The modern border dates from the period of the Raj when Britain controlled India, including what is now Pakistan. In 1899 the British, via its envoy to China Sir Claude MacDonald, proposed what became known as the MacDonald Line to the Chinese government, however the Chinese never responded to the proposal and thus the border was never formalised.
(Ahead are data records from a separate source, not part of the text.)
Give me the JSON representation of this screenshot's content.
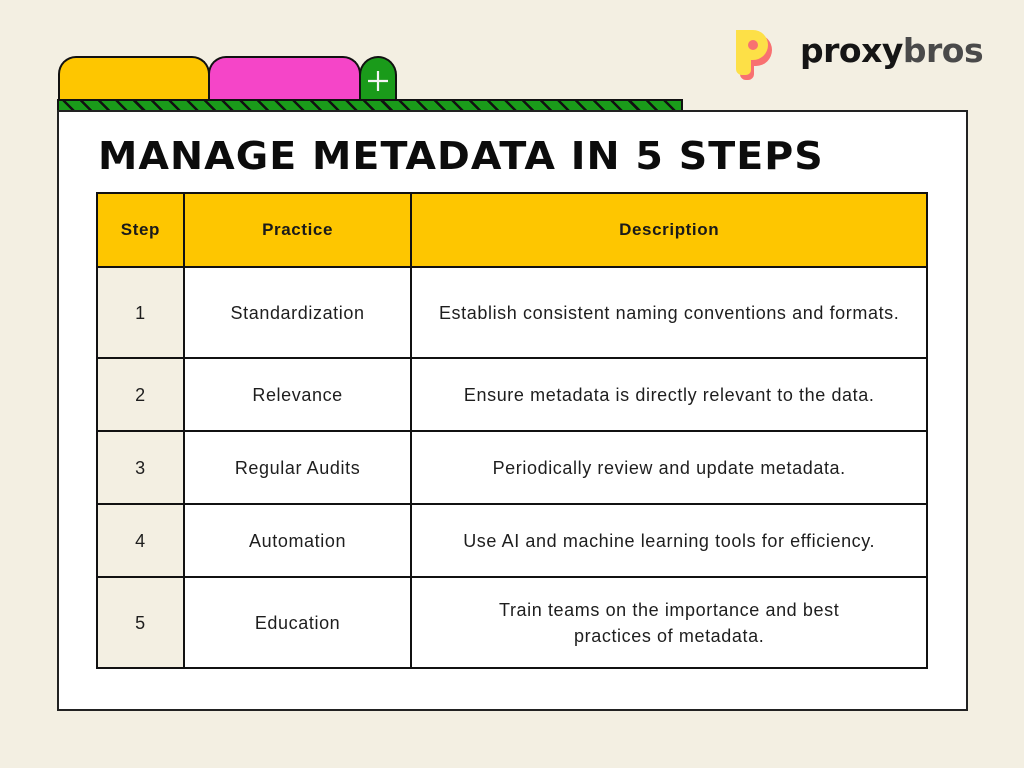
{
  "brand": {
    "name_part1": "proxy",
    "name_part2": "bros",
    "colors": {
      "primary": "#fde047",
      "shadow": "#f87171"
    }
  },
  "tabs": [
    {
      "color": "#fec600"
    },
    {
      "color": "#f545c8"
    },
    {
      "icon": "plus-icon",
      "color": "#1a9b1a"
    }
  ],
  "title": "MANAGE METADATA IN 5 STEPS",
  "table": {
    "headers": [
      "Step",
      "Practice",
      "Description"
    ],
    "rows": [
      {
        "step": "1",
        "practice": "Standardization",
        "description": "Establish consistent naming conventions and formats."
      },
      {
        "step": "2",
        "practice": "Relevance",
        "description": "Ensure metadata is directly relevant to the data."
      },
      {
        "step": "3",
        "practice": "Regular Audits",
        "description": "Periodically review and update metadata."
      },
      {
        "step": "4",
        "practice": "Automation",
        "description": "Use AI and machine learning tools for efficiency."
      },
      {
        "step": "5",
        "practice": "Education",
        "description": "Train teams on the importance and best practices of metadata."
      }
    ]
  },
  "colors": {
    "background": "#f3efe2",
    "header": "#fec600",
    "accent_pink": "#f545c8",
    "accent_green": "#1a9b1a"
  }
}
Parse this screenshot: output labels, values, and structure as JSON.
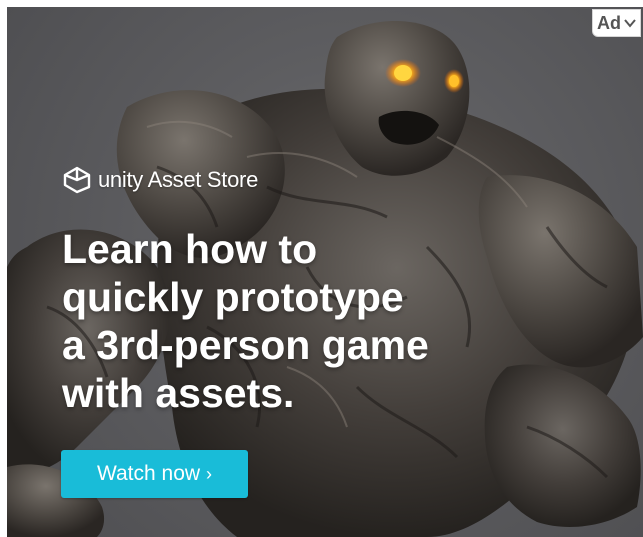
{
  "brand": {
    "logo_icon": "unity-cube-icon",
    "name": "unity",
    "product": "Asset Store"
  },
  "headline": {
    "lines": [
      "Learn how to",
      "quickly prototype",
      "a 3rd-person game",
      "with assets."
    ]
  },
  "cta": {
    "label": "Watch now",
    "chevron": "›"
  },
  "ad_badge": {
    "label": "Ad",
    "icon": "chevron-down-icon"
  },
  "colors": {
    "background": "#5e5e61",
    "cta_background": "#19bcd8",
    "text": "#ffffff",
    "monster_eyes": "#ffb31a"
  }
}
Over the following decades a variety of maps issued by all sides in the dispute, showing wildly varying boundaries. India and Pakistan inherited the dispute upon independence in 1947, further complicated by their dispute over ownership of Jammu and Kashmir. The issue came to the fore in the early 1960s, at a time of intense tension in the region due to ongoing failure to solve the Indo-Pakistani dispute over Kashmir, a much greater Chinese presence in Tibet, and the Sino-Indian War of 1962 in which China had seized control of the Indian-claimed Aksai Chin region. In 1961 China and Pakistan agreed in principle to demarcate their common border; negotiations commenced the following year, with the final Sino-Pakistan Agreement being signed in 1963. Both sides made concessions in the treaty, including Pakistani giving China the area known around the Shaksgam Valley known as the Trans-Karakoram Tract. Following the treaty a series of maps and aerial surveys of the border area were made and boundary pillars were installed.

The Khunjerab Pass is the only modern day border crossing between China and Pakistan, accessed via the Karakoram Highway. Historically the Mintaka Pass and Kilik Pass have also been used; however those crossings do not have vehicle access and are closed.